F-15,063 is an orally active potential antipsychotic, and an antagonist at the D2/D3 receptors, partial agonist at the D4 receptor, and agonist at the 5-HT1A receptors. It has greater efficacy at the 5-HT1A receptors than other antipsychotics, such as clozapine, aripiprazole, and ziprasidone. This greater efficacy may lead to enhanced antipsychotic properties, as antipsychotics that lack 5-HT1A affinity are associated with increased risk of extrapyramidal symptoms, and lack of activity against the negative symptoms of schizophrenia.

As expression of immediate-early gene (IEG) in certain brain regions may represent markers of anti-psychotic activity, expression of immediate-early gene mRNA in the prefrontal cortex and striatum was measured. Treatment with F-15,063 resulted in induction of c-fos and fosB mRNA expression in the prefrontal cortex. In the striatum, F-15,063 treatment resulted in induction of all 
IEGs studied (c-fos, fosB, zif268, c-jun, junB, nor1, nur77, arc).

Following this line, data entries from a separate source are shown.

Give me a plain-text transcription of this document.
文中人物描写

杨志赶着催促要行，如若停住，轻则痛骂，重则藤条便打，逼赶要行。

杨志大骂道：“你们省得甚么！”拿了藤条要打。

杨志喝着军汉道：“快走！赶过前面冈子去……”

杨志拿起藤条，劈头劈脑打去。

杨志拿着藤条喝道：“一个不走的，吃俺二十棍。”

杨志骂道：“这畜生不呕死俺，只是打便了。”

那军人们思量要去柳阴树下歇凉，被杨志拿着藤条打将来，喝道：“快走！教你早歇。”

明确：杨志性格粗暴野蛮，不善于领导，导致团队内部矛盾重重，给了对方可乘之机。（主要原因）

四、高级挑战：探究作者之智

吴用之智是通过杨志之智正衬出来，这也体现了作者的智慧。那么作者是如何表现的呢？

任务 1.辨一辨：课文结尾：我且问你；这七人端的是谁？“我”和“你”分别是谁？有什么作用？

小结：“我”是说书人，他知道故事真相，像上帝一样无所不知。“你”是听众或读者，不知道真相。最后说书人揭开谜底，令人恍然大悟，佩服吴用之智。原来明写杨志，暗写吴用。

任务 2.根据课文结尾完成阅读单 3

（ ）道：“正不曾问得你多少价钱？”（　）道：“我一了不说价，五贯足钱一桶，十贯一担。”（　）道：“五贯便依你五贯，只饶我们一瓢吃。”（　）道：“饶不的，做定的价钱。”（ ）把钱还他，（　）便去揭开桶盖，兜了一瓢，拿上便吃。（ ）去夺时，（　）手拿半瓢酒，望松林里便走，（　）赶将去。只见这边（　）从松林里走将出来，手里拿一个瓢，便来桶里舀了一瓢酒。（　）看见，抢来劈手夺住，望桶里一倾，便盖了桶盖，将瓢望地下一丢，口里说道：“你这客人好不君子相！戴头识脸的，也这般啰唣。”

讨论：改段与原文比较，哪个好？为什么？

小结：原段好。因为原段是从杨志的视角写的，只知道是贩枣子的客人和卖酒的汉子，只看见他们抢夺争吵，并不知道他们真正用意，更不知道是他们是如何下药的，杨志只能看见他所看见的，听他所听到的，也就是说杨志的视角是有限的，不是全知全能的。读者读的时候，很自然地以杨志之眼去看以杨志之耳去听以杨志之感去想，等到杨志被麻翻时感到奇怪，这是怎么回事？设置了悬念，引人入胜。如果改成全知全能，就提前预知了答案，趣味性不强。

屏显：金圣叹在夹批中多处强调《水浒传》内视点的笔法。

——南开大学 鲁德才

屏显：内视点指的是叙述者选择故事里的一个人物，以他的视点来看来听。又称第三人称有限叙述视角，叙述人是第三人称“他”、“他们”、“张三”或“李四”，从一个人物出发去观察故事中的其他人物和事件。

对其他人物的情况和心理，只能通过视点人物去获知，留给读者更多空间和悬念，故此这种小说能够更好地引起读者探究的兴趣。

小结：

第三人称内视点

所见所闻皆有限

F-15,063 was tested in several animal models that predict antipsychotic activity to help determine the behavioral profile. Administration of F-15,063 blocked amphetamine and ketamine induced hyperlocomotion, but did not affect baseline, spontaneous locomotor activity. In addition, F-15,063 did not produce catalepsy, a side effect of other antipsychotics, such as haloperidol. This inhibition of catalepsy is 5-HT1A receptor mediated, as pretreatment with the 5-HT1A antagonist WAY-100635 reinstated catalepsy. The level of catalepsy did not increase with chronic dosing, and there was no evidence for serotonin syndrome at clinically relevant doses.

Plasma levels of F-15,063 decreased seven-fold 4 hours after oral administration, and 25-fold after 8 hours. Despite this, there was still a high (65%) level of central D2 occupancy at 4 hours, and it  retained its full antipsychotic potential at this time point. Even after 8 hours, F-15,063 still demonstrated some central D2 occupancy, and retained some antipsychotic activity.